Araçsal akılcılık (tözün üstte, efendi, özgür irade olarak denetleyici bir özne
statüsüne yerleşmesi) yöntemsel akılcılıkla (analitik neneleştirmeyle) tamamlanır.
Kartezyen akıl bu anlamda bir düzenleme
kapasitesidir.
Bu prosedürel
kapasitenin (bir kendilik sabitesi olarak Cogito’nun)
efendiliğinin koşulu olan, ‘dünyayı nesneleştirme’ ne demek? Aslında Descartes
başta Galileo, Kepler, Gassendi olmak üzere çağın bilimsel düşüncesinin
(mekanikçi devrimin) tam anlamıyla etkisi altındadır. Yöntem Üzerine Söylem’in (1998)

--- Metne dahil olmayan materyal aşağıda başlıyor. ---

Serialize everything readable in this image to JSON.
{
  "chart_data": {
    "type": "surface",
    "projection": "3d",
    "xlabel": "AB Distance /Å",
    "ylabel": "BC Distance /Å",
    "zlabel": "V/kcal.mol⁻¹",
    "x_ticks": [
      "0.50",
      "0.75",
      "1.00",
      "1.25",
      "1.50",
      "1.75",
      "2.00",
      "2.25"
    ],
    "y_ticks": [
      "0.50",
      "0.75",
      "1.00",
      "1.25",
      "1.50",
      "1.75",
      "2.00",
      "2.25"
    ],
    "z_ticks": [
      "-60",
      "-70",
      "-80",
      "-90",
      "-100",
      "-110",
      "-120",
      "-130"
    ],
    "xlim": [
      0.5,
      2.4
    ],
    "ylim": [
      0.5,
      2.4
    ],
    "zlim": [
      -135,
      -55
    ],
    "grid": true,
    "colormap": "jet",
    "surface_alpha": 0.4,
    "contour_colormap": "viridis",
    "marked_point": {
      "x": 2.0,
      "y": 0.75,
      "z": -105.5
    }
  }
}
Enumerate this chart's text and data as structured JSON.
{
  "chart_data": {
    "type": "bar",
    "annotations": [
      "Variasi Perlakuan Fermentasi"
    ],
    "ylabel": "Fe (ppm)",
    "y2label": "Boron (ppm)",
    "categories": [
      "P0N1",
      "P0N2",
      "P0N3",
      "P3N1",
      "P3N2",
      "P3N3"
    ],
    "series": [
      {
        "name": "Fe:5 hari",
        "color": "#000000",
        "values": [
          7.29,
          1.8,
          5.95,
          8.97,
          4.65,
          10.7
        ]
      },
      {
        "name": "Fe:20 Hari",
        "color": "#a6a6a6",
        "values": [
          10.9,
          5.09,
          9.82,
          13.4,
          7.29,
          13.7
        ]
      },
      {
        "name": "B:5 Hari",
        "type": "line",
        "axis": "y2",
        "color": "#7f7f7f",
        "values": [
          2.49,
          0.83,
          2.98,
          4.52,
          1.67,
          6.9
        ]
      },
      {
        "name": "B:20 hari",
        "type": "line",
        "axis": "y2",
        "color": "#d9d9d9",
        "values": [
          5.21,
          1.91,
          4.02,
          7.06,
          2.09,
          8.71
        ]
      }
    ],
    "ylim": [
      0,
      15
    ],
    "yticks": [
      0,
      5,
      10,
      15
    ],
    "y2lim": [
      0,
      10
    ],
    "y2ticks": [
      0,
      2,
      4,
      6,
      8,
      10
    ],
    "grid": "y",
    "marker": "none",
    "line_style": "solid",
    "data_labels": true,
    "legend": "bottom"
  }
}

V. Bölümü, bedenin makine olarak izahının bir manifestosudur. Bütün beden ve
uzuvlar kendi içlerinde birer makine gibi çalışan işlevsel ve fiziksel
mekanizmalardır. Beden adeta bu mekanizmalardan oluşan bir kütledir. Özne bir
yanıyla bedene ihtiyaç duymayan ruh fakat bir yanıyla da tam anlamıyla mekanik
bir bedendir; Kartezyen özne bu anlamda tam bir ‘ruhsal otomat’dır. Buradan çıkan resim, ünlü bir örneği
kullanırsak, aklı gemi kaptanına bedeni de gemiye benzeterek okunabilir.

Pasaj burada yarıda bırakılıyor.